How to make:process Fancy Fish Pie:
- First, poach the fish: put the fish into a frying pan and pour over the 500ml milk. Stud each onion quarter with a clove, then add to the milk with the bay leaves. Bring the milk just to the boil - this will be just a few bubbles appearing - and reduce the heat to simmer for 8 minutes.
- Flake the fish onto a plate and strain the milk into a jug to cool, as you will use this later for the sauce. Flake the fish into large pieces into a large shallow oven-proof baking dish. Place the raw prawns and scallops evenly over the fish. Scatter over the chopped parsley.
- Next, get the potatoes going for the mash by placing them into a large saucepan of cold, salted water. Bring to the boil and cook for around 15 - 20 minutes, or until tender.
- Meanwhile, make the sauce. Melt the butter in a medium saucepan over a low heat. Once melted, stir in the flour using a hand whisk and cook for around 10 minutes, stirring continuously until the flour is ‘cooked out’. The consistency will change to a thinner ‘sauce’ and the colour should go slightly caramel. This is when you know it is ready to add the milk.
- Take off the heat and gradually add the milk, a big splash at a time, whisking well each time to create a smooth sauce. As the milk will have been warm when adding, the sauce should thicken fairly quickly. Return to the heat and continue cooking if it needs to thicken a little more. Finish the sauce by adding the nutmeg, parsley, lemon juice and some salt and pepper. Pour this evenly over the fish. Preheat the oven to 190C fan.
- Drain the potatoes well, giving them a bash, tip them back into the pan and mash well. Add the butter and mix well until melted using a fork now in a whisky motion to begin fluffing the mash. Add the milk, a splash at a time until you have a creamy, smooth consistency. You may not need to use all of the milk. Season with salt and pepper to taste and add the nutmeg to taste.
- Top the pie now with the mash, starting at the edges and working your way in. Smooth it down and then mark with a fork. Top with the grated mature cheddar.
- Bake for 30-35 minutes, or until golden-brown on top and bubbling all the way through. If your pie was assembled cold, it may take slightly longer in the oven.

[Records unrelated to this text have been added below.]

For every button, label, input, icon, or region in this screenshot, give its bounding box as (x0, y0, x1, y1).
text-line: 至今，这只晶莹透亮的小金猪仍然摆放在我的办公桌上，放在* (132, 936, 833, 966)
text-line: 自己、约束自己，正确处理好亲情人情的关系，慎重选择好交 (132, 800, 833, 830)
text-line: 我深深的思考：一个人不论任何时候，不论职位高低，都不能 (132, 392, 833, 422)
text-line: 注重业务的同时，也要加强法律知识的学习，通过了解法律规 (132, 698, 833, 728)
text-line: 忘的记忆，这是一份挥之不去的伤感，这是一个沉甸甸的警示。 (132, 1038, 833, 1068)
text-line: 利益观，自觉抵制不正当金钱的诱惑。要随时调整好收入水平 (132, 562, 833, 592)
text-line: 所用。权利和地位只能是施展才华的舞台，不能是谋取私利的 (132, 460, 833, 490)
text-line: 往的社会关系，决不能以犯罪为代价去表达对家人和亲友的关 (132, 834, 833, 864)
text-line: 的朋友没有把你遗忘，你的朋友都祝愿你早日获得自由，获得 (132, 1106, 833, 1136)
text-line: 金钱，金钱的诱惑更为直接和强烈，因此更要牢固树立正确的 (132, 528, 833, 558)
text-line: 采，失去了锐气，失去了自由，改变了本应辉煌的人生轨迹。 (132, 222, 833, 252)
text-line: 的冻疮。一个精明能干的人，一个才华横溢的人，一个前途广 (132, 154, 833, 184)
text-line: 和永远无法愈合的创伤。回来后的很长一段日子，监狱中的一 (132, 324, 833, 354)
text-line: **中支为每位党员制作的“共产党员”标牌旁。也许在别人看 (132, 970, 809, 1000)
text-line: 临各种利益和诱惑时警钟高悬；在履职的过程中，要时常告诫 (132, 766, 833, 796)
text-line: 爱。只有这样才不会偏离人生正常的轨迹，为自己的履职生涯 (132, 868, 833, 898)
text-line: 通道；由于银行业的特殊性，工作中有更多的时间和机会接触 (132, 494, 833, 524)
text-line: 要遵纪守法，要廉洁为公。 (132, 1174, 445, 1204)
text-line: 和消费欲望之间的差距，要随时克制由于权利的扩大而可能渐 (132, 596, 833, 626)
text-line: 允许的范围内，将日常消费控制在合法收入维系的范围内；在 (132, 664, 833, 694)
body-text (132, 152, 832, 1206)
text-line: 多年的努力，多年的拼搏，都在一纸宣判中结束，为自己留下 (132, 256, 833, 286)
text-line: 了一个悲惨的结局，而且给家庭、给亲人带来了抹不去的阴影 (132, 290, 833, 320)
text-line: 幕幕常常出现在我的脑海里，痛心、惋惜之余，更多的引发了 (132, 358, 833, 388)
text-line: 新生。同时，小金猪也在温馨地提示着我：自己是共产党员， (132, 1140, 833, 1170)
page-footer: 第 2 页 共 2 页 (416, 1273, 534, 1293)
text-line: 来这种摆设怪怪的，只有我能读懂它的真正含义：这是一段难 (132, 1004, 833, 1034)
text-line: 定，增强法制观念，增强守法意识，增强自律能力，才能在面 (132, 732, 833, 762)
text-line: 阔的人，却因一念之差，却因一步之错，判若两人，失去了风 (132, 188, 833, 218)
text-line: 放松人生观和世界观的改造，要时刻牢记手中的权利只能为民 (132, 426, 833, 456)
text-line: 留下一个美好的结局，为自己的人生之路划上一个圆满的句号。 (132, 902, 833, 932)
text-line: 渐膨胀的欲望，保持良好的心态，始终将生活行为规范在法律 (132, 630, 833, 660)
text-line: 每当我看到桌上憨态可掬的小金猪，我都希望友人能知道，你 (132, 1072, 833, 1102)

Serve with buttered peas tossed in parsley.
- Done and ready to serve!
Combine the peas with the fish in the ovenproof dish and pour the cream sauce over the top. Keep warm. ♥ Preheat the grill to high. Carefully spoon the mashed potato over the top of the fish and. Flakes of fish smothered in a creamy white sauce, topped with mashed potato then baked until golden brown, a wonderful centrepiece for Easter you can make with fresh, smoked and even canned fish. Use a combination of smoked fish and unsmoked fish for optimum flavour and texture, plus it's more economical.